Подбородок гордо поднялся:
– Она знается лишь с лучшими, почтеннейший сир. Сливки Ис.
– Ну а кроме? Может, есть кто-то особенный?
– Что вы имеете в виду, ваше величество?
– Я имею в виду мужчину.
– М-м-м?..
– Мужчину, да.
Подбородок задрожал. Госпожа Доре заломила пухлые руки. Сигмунд внес ванну. Тибо продолжил:
– У меня есть серьезные основания полагать, что Виктория в близких отношениях кое с кем крайне нежелательным.
Госпожа Доре разрыдалась, господин Доре попросил короля объясниться. Гийом безучастно наблюдал за сценой краем глаза. Лисандр продолжал дрожать. Сигмунд постарался незаметно исчезнуть.
– Я хочу осмотреть ее комнату, – решил Тибо.
– Но комната юной девушки… – пролепетала госпожа Доре.
– НЕМЕДЛЕННО!
Доре против воли повели Тибо в полузаброшенное крыло по коридору, обшитому темными деревянными панелями, местами попорченными от воды. Дверь к Виктории была заперта. Тибо настоял, чтобы ее открыли, но Доре поклялись, что у них нет ключей. Тогда Тибо спросил, что они выбирают: выломать дверь или выбить окно, и они выбрали дверь. Сигмунд принес топор.

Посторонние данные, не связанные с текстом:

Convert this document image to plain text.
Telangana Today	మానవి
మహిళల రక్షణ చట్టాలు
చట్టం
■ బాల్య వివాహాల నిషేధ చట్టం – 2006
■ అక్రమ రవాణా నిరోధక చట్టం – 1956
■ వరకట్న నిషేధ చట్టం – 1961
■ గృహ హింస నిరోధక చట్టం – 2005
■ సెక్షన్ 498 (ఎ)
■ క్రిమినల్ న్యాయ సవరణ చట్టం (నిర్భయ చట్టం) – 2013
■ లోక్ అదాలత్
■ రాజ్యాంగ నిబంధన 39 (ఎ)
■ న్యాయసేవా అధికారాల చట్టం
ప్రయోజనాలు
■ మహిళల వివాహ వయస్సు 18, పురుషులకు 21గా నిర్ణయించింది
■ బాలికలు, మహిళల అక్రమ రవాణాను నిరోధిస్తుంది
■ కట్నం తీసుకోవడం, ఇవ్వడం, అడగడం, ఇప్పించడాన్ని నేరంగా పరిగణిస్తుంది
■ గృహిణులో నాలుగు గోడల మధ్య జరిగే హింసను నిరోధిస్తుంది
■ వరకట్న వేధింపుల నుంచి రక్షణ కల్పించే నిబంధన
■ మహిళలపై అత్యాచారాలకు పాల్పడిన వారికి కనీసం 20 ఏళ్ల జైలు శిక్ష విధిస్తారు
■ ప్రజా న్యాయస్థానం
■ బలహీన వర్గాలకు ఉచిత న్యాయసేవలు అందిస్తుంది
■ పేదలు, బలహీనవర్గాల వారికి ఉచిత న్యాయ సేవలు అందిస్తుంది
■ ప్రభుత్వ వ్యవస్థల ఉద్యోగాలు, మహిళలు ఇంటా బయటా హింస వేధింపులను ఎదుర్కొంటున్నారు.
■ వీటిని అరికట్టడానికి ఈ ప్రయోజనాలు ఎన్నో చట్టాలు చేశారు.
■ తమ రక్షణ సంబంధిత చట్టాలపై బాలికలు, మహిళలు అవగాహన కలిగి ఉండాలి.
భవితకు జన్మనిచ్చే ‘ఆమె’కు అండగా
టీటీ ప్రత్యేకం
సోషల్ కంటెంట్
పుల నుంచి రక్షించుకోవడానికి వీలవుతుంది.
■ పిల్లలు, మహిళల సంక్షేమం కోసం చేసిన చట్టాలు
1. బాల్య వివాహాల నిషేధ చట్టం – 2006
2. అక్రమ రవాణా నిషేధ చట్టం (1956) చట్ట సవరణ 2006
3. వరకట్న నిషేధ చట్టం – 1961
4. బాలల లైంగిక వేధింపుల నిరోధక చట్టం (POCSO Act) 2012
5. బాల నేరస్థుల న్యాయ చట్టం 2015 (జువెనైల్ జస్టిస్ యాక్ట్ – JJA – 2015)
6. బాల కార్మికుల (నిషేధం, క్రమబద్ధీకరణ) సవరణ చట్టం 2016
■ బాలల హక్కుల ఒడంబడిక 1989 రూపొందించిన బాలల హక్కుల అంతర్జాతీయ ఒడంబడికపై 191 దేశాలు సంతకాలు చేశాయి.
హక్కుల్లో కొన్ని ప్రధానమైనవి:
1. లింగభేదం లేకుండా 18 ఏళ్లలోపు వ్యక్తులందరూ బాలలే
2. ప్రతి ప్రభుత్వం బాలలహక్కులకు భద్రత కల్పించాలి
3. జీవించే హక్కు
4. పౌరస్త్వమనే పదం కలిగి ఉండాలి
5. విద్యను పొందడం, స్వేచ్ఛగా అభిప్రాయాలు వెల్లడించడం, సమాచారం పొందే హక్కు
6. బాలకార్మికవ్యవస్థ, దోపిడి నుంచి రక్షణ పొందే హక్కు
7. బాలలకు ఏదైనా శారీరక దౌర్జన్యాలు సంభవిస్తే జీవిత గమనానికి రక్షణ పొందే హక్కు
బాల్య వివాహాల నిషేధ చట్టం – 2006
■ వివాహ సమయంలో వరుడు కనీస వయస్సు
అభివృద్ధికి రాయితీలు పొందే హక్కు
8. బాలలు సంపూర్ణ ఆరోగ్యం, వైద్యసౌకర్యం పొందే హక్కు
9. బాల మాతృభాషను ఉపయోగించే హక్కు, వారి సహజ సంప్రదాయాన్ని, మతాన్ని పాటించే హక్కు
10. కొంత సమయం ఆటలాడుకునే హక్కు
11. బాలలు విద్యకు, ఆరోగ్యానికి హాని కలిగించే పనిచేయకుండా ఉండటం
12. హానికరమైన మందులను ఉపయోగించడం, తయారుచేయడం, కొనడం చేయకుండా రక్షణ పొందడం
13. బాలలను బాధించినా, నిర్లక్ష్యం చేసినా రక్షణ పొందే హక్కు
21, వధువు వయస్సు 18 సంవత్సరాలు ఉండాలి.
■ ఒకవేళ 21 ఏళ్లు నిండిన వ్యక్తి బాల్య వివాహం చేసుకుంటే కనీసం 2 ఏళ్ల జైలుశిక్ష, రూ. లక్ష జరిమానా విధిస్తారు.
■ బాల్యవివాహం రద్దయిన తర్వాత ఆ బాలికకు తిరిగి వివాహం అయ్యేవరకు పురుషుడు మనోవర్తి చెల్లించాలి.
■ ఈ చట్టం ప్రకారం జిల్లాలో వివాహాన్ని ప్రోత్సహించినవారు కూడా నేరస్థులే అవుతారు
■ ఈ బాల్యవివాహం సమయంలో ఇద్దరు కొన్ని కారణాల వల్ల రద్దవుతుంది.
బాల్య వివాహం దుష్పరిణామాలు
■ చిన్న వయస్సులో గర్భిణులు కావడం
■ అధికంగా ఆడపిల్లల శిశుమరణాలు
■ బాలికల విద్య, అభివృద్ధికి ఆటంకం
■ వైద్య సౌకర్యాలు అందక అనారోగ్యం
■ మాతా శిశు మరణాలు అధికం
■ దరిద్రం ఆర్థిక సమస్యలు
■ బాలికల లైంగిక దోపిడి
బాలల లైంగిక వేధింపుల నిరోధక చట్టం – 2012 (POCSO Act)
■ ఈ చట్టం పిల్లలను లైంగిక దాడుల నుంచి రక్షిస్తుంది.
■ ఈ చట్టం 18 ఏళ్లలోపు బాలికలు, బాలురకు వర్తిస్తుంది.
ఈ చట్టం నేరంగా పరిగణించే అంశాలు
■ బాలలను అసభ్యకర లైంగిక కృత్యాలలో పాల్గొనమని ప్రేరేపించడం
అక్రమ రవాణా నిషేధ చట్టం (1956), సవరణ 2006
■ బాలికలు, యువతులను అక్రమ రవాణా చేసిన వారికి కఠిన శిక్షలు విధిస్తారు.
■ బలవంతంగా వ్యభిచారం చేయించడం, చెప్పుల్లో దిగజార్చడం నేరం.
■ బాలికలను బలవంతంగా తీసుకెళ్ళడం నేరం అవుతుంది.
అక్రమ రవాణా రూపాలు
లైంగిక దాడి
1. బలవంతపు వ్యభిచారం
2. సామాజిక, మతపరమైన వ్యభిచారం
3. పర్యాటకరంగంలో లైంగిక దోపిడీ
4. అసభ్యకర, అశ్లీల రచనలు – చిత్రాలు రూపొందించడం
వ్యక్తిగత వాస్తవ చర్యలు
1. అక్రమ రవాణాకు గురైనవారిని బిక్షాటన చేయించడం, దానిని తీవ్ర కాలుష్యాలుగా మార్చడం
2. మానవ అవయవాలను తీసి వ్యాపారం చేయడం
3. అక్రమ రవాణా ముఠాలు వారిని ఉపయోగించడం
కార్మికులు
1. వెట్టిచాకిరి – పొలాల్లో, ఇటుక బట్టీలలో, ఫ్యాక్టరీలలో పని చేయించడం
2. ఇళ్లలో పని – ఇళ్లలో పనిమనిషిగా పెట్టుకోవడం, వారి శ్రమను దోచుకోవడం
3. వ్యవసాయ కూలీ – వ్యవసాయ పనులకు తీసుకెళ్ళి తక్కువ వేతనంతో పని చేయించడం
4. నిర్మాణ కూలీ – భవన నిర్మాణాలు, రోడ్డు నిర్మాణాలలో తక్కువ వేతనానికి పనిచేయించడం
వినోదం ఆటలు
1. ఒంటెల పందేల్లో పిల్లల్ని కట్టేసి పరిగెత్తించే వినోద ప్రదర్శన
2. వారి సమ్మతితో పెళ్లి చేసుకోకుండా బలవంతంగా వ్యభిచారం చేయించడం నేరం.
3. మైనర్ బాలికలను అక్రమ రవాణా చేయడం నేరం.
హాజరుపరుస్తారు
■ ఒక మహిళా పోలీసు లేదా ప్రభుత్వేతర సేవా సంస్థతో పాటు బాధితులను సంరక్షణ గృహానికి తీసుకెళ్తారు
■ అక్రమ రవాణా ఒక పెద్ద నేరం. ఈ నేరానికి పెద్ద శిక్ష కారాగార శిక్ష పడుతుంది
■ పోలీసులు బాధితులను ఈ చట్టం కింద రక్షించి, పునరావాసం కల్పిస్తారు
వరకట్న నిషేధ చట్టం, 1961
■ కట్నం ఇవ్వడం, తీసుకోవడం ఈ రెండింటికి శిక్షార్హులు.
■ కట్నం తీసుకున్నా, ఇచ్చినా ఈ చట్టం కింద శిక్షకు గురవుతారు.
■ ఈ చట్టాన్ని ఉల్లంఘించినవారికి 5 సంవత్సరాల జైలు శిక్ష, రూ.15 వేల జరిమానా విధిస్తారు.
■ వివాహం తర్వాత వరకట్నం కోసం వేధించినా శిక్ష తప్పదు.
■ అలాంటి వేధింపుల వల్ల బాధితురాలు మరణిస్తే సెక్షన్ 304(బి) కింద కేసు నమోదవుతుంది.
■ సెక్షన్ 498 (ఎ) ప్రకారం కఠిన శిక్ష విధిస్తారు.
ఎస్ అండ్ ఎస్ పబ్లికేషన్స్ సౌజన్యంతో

Через несколько минут король, перешагнув обломки, вступил в педантично убранную комнату в пастельно-зеленых тонах с нарисованными на потолке облаками. У окна стоял столик на витых ножках, на нем – чайник, сборник стихов, чашка и сложенный веер. Вокруг круглого ковра – три кресла в цветочек, с подушками и разномастными подставками под ноги. В углу – секретер с почтовой бумагой, изящными перьями и чернильницей дутого стекла, и над всем этим – старинная гравюра, изображающая колизей в Негодии. Рядом скромный книжный шкаф: все книги в темно-синих кожаных переплетах с серебряными буквами на корешках. Все расставлено художественно: плавные изгибы колизея перекликаются с округлостью гусиных перьев, прямоугольники почтовой бумаги – с прямоугольниками промокашки в бюваре, которым вторят стекла книжного шкафа. Можно было подумать, что за этим секретером никто никогда не брался за перо, если бы не пятнышки от чернил слева и капли воска справа, – но даже и те легли симметрично.
За сиреневой портьерой – спальня: гораздо меньше, но такая же ангельская. Кровать с газовой занавеской, белоснежная кружевная салфетка на прикроватной тумбочке, туалетный столик с овальным зеркалом, керамический умывальник, украшенный букетами цветов, большой шкаф с росписью в виде переплетенных древесных крон. Из дверцы его торчал ключ с шелковой кисточкой, из кисточки торчала сплетенная из шнурков косичка, а на конце косички висел гладкий нефритовый брелок.
Тибо, сбитый с толку этой спальней примерной девочки, направился прямо к шкафу.
– Не-е-ет! – пискнула госпожа Доре, и Тибо ускорил шаг.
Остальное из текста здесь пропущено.